Perhaps most importantly, Newman reminds us that the fruit of our labors will happen on God’s timing, not ours, and that we must surrender control of our work and its results to Him:
Look through the Bible, and you will find God’s servants, even though they began with success, end with disappointment; not that God’s purposes or His instruments fail, but that the time for reaping what we have sown is hereafter, not here; that here there is no great visible fruit in any one man’s lifetime.
This is a hard thing to hear—that most likely the greatest fruit of our labor will come after our lifetimes. But Newman’s honest advice is important for us to keep in mind, if we want to have the right approach and not grow discouraged. Accepting this truth is an exercise in trusting God.
Newman also offers these examples of holy men who didn’t see the fruits of their ministry during their lifetimes, but after their deaths:
- Moses, for instance, began with leading the Israelites out of Egypt in triumph; he ended at the age of 120 years, before his journey was finished and Canaan gained, one among the offending multitudes who were overthrown in the wilderness
- Samuel’s reformations ended in the people’s willfully choosing a king like the nations around them
- Elijah, after his successes, fled from Jezebel into the wilderness to mourn over his disappointments
- Isaiah, after Hezekiah’s religious reign, and the miraculous destruction of Sennacherib’s army, fell upon the evil days of his son Manasseh.
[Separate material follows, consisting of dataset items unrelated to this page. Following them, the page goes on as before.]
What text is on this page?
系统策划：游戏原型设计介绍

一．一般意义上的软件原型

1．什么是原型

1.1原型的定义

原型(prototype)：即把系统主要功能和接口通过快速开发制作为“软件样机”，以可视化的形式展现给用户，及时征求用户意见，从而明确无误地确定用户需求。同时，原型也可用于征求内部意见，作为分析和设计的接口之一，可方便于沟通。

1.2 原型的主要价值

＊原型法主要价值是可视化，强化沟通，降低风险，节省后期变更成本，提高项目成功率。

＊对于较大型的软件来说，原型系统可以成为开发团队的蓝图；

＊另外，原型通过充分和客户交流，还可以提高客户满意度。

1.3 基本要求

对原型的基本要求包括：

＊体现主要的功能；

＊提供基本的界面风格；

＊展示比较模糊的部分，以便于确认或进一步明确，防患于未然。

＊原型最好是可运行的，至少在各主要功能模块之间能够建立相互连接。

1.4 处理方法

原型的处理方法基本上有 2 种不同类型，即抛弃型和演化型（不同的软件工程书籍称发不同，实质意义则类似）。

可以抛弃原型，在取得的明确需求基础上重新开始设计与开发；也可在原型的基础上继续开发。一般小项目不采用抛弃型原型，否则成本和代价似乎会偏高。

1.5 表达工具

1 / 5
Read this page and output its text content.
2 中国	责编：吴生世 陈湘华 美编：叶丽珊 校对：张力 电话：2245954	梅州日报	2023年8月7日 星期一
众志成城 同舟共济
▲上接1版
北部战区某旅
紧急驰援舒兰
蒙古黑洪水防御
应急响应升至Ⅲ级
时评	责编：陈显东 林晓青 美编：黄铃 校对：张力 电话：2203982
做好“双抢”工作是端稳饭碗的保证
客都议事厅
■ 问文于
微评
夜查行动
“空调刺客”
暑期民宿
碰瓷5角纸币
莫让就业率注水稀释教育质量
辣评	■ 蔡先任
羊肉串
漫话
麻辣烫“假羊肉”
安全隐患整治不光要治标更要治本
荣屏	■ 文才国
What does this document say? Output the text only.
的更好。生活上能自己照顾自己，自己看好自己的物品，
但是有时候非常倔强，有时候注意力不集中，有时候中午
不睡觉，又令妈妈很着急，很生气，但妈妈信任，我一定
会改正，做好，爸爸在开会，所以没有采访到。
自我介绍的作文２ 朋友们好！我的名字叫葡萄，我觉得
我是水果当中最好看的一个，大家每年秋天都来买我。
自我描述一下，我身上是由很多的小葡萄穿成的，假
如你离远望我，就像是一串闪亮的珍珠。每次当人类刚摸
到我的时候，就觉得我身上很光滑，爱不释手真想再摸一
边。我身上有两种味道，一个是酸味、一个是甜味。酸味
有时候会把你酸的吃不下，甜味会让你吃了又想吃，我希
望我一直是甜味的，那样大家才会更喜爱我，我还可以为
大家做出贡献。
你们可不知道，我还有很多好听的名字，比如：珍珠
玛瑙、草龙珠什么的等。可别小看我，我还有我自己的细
- Even in the successes of the first Christian teachers, the Apostles, the same rule is observed. After all the great works God enabled them to accomplish, they confessed before their death that what they experienced, and what they saw before them, was reverse and calamity, and that the fruit of their labor would not be seen, till Christ came to open the books and collect His saints from the four corners of the earth; this is the testimony of St. Peter, St. Paul, St. John, and St. Jude
The next time you feel discouraged in your ministry, remember the words of St. John Henry Newman. The greatest fruit of your work will most likely come after your lifetime. In the meantime, do your duty faithfully, trusting that God sees and knows all you do, and at the end of your days will welcome you as a good and faithful servant.